In the short span of time since the Penn community received the tragic news that yet another student had taken her own life, there has been an outpouring of grief and resolve to take steps to prevent future losses. This is heartening and as it should be.
It seems to me, however, that, as in the past, there’s a subtle but critical distinction which has largely been missed in this most recent wave of campus discussions: the difference between emotional stress and mental illness.
We all experience unhappiness, nervousness, pressure and hurt at times. It may well be true that situational factors at our University cause us to experience these unpleasant feelings more often than necessary, or more often than is constructive to our academic and personal development. That may be an institutional failing well worth taking on on its own.
None of these, however, is akin to the symptoms of a clinical mental illness. More relevantly, none of these is a statistically significant cause of suicide in the United States. The Department of Health and Human Services estimates that more than 90% of people who take their own lives have a diagnosable mental illness, such as clinical depression or anxiety.
Those ailments, much like their physical counterparts and unlike the negative emotions we all feel, don’t have explicable, situational causes. To the degree that they are understood by science, these ailments are thought to strike more or less at random. Current medical science theorizes a number of causes for clinical depression and anxiety disorders, including brain chemistry abnormalities, hormonal imbalances and genetic factors. Situational stresses simply don’t enter the picture.
The idea, therefore, that “Penn culture” or “Penn face” directly causes student suicides is most likely incomplete. A culture can no more cause a person to develop clinical depression than it can give them the flu.
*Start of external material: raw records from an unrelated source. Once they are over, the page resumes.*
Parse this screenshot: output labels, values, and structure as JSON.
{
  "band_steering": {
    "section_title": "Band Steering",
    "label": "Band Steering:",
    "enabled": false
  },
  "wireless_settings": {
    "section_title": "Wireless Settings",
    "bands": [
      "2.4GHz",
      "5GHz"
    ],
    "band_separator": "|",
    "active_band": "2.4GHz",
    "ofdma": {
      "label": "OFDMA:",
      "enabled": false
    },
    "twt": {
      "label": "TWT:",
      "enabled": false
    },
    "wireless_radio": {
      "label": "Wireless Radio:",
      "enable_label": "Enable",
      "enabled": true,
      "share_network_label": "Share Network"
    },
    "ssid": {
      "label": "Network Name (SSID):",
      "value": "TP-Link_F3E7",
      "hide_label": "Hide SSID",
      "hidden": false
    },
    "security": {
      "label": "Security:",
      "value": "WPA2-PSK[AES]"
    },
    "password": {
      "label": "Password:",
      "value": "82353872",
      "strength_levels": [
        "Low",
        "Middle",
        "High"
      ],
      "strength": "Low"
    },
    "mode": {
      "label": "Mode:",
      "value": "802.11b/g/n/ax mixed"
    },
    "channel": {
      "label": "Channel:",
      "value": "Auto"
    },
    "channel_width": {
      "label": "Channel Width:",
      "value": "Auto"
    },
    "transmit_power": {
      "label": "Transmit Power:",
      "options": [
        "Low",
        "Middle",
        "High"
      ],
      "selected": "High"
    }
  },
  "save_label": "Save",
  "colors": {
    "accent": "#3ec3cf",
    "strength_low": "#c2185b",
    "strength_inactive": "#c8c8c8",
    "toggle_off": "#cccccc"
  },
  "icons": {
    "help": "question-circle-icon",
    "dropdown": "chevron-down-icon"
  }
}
Students would not cease to be affected by depression and anxiety disorders if prevailing attitudes on campus were less stress-inducing.
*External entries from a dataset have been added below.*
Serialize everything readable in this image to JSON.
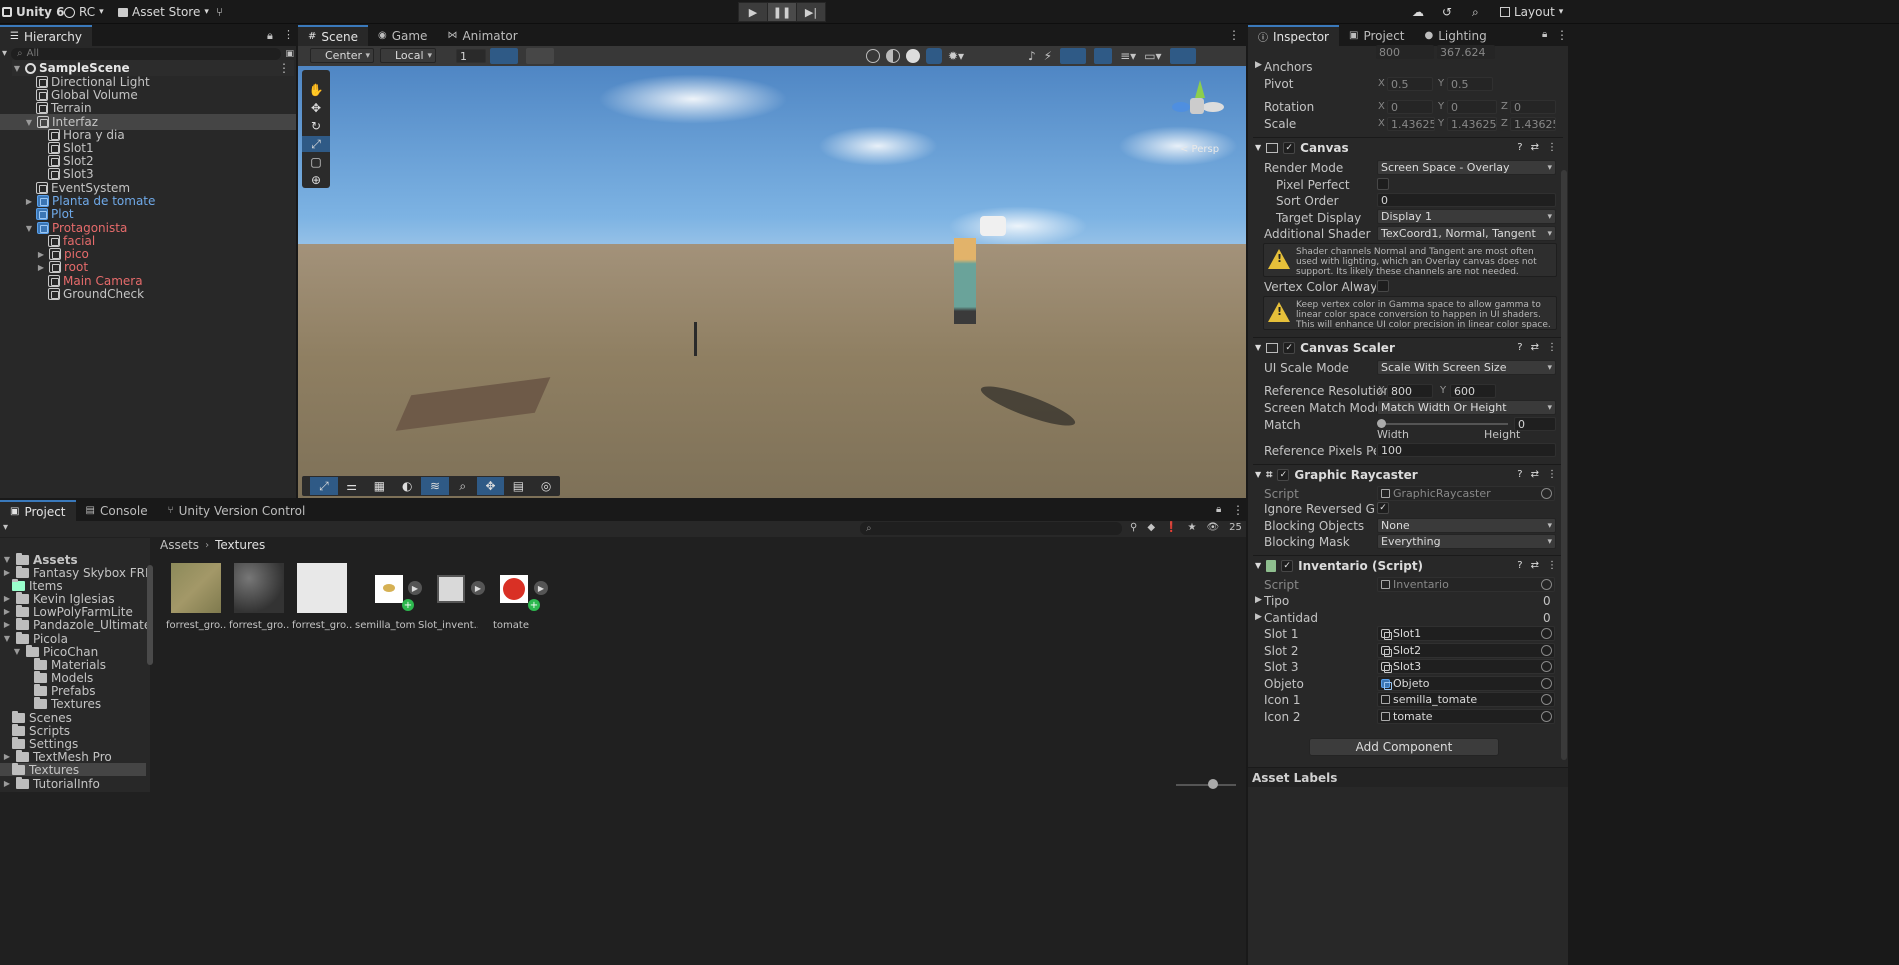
{
  "toolbar": {
    "app": "Unity 6",
    "account": "RC",
    "asset_store": "Asset Store",
    "layout": "Layout"
  },
  "hierarchy": {
    "tab": "Hierarchy",
    "search_placeholder": "All",
    "items": [
      {
        "label": "SampleScene",
        "color": "#e6e6e6"
      },
      {
        "label": "Directional Light",
        "color": "#c4c4c4"
      },
      {
        "label": "Global Volume",
        "color": "#c4c4c4"
      },
      {
        "label": "Terrain",
        "color": "#c4c4c4"
      },
      {
        "label": "Interfaz",
        "color": "#c4c4c4"
      },
      {
        "label": "Hora y dia",
        "color": "#c4c4c4"
      },
      {
        "label": "Slot1",
        "color": "#c4c4c4"
      },
      {
        "label": "Slot2",
        "color": "#c4c4c4"
      },
      {
        "label": "Slot3",
        "color": "#c4c4c4"
      },
      {
        "label": "EventSystem",
        "color": "#c4c4c4"
      },
      {
        "label": "Planta de tomate",
        "color": "#6fa9e8"
      },
      {
        "label": "Plot",
        "color": "#6fa9e8"
      },
      {
        "label": "Protagonista",
        "color": "#e66b6b"
      },
      {
        "label": "facial",
        "color": "#e66b6b"
      },
      {
        "label": "pico",
        "color": "#e66b6b"
      },
      {
        "label": "root",
        "color": "#e66b6b"
      },
      {
        "label": "Main Camera",
        "color": "#e66b6b"
      },
      {
        "label": "GroundCheck",
        "color": "#c4c4c4"
      }
    ]
  },
  "scene": {
    "tabs": [
      "Scene",
      "Game",
      "Animator"
    ],
    "pivot": "Center",
    "space": "Local",
    "grid_value": "1",
    "persp_label": "< Persp"
  },
  "project": {
    "tabs": [
      "Project",
      "Console",
      "Unity Version Control"
    ],
    "count": "25",
    "breadcrumb": [
      "Assets",
      "Textures"
    ],
    "tree": [
      {
        "label": "Assets",
        "bold": true
      },
      {
        "label": "Fantasy Skybox FREE"
      },
      {
        "label": "Items"
      },
      {
        "label": "Kevin Iglesias"
      },
      {
        "label": "LowPolyFarmLite"
      },
      {
        "label": "Pandazole_Ultimate_Pack"
      },
      {
        "label": "Picola"
      },
      {
        "label": "PicoChan"
      },
      {
        "label": "Materials"
      },
      {
        "label": "Models"
      },
      {
        "label": "Prefabs"
      },
      {
        "label": "Textures"
      },
      {
        "label": "Scenes"
      },
      {
        "label": "Scripts"
      },
      {
        "label": "Settings"
      },
      {
        "label": "TextMesh Pro"
      },
      {
        "label": "Textures"
      },
      {
        "label": "TutorialInfo"
      }
    ],
    "assets": [
      "forrest_gro...",
      "forrest_gro...",
      "forrest_gro...",
      "semilla_tom...",
      "Slot_invent...",
      "tomate"
    ]
  },
  "inspector": {
    "tabs": [
      "Inspector",
      "Project",
      "Lighting"
    ],
    "top_values": [
      "800",
      "367.624"
    ],
    "anchors": "Anchors",
    "pivot": {
      "label": "Pivot",
      "x": "0.5",
      "y": "0.5"
    },
    "rotation": {
      "label": "Rotation",
      "x": "0",
      "y": "0",
      "z": "0"
    },
    "scale": {
      "label": "Scale",
      "x": "1.43625",
      "y": "1.43625",
      "z": "1.43625"
    },
    "canvas": {
      "title": "Canvas",
      "render_mode_label": "Render Mode",
      "render_mode": "Screen Space - Overlay",
      "pixel_perfect": "Pixel Perfect",
      "sort_order_label": "Sort Order",
      "sort_order": "0",
      "target_display_label": "Target Display",
      "target_display": "Display 1",
      "shader_label": "Additional Shader Chan",
      "shader_value": "TexCoord1, Normal, Tangent",
      "warn1": "Shader channels Normal and Tangent are most often used with lighting, which an Overlay canvas does not support. Its likely these channels are not needed.",
      "vertex_label": "Vertex Color Always In (",
      "warn2": "Keep vertex color in Gamma space to allow gamma to linear color space conversion to happen in UI shaders. This will enhance UI color precision in linear color space."
    },
    "scaler": {
      "title": "Canvas Scaler",
      "mode_label": "UI Scale Mode",
      "mode": "Scale With Screen Size",
      "ref_label": "Reference Resolution",
      "ref_x": "800",
      "ref_y": "600",
      "match_mode_label": "Screen Match Mode",
      "match_mode": "Match Width Or Height",
      "match_label": "Match",
      "match_value": "0",
      "width": "Width",
      "height": "Height",
      "ppu_label": "Reference Pixels Per Un",
      "ppu": "100"
    },
    "raycaster": {
      "title": "Graphic Raycaster",
      "script_label": "Script",
      "script": "GraphicRaycaster",
      "ignore_label": "Ignore Reversed Gra...",
      "blocking_objects_label": "Blocking Objects",
      "blocking_objects": "None",
      "blocking_mask_label": "Blocking Mask",
      "blocking_mask": "Everything"
    },
    "inventario": {
      "title": "Inventario (Script)",
      "script_label": "Script",
      "script": "Inventario",
      "tipo_label": "Tipo",
      "tipo": "0",
      "cantidad_label": "Cantidad",
      "cantidad": "0",
      "fields": [
        {
          "label": "Slot 1",
          "value": "Slot1"
        },
        {
          "label": "Slot 2",
          "value": "Slot2"
        },
        {
          "label": "Slot 3",
          "value": "Slot3"
        },
        {
          "label": "Objeto",
          "value": "Objeto"
        },
        {
          "label": "Icon 1",
          "value": "semilla_tomate"
        },
        {
          "label": "Icon 2",
          "value": "tomate"
        }
      ]
    },
    "add_component": "Add Component",
    "asset_labels": "Asset Labels"
  }
}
That’s not to say, however, that culture doesn’t enter the picture at all. The broad range of social phenomena that we call “Penn culture” certainly seems to stigmatize deviation from a narrowly-defined set of expected “high-achieving” behaviors. Seeking out adequate treatment for mental illness seems to be one such deviation. While culture can’t cause major depression, it can certainly discourage those who have it from seeking the help they need. This, more so than the quotidian stresses of academic rigor, is what we must confront.
Given the strong emotional reactions we have seen from members of the school community since this most recent tragedy, I almost hesitate to make what may seem a semantic quibble. I will run the risk of over-intellectualizing, however, because I believe that in this case, the semantics are consequential. Whether we conceive of and talk about these terrible losses as the result of a toxic culture or as the result of a failure to connect students with mental illnesses to the care providers they needed has dramatic implications for what courses of remedial action we ought to pursue. Cultural change can only help students who struggle with mental illness insofar as it can make them more willing to seek out the care that they need. If that care is unavailable or insufficient, however, then those students are hardly better off.
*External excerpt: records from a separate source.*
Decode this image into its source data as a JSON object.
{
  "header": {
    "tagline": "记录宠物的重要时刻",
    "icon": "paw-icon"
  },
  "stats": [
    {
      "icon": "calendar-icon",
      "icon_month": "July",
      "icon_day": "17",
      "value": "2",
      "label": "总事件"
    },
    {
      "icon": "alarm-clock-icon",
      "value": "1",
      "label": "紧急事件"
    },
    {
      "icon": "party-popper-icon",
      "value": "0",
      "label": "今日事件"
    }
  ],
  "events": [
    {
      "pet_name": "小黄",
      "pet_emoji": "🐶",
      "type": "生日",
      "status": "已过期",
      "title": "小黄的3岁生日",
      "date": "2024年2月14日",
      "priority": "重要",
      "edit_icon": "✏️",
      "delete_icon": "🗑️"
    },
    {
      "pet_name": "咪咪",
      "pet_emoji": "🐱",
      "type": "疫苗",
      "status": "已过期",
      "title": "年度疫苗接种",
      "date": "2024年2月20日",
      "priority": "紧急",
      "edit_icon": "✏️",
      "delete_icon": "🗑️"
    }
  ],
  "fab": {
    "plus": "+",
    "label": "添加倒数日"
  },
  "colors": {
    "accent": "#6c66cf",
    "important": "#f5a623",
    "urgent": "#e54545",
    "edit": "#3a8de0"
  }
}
Moving forward while keeping this distinction firmly in mind, I believe that Penn’s leaders need to think hard about the fundamentals. They must decide what role they ought to play in providing mental healthcare to students and how they are going to play that role effectively. The current situation clearly doesn’t reliably connect students in need with sufficient care resources.
I suspect that the solution lies in some change more essential than tweaking the logistical details of the extant system. But those are the discussions we ought to be having — the discussions which stand to make a real difference in the long term. The specific answers are for people more expert than myself to devise with appropriate input. But so long as the terms of our discourse remains muddied and confused, those conversations are far more unlikely to be productive.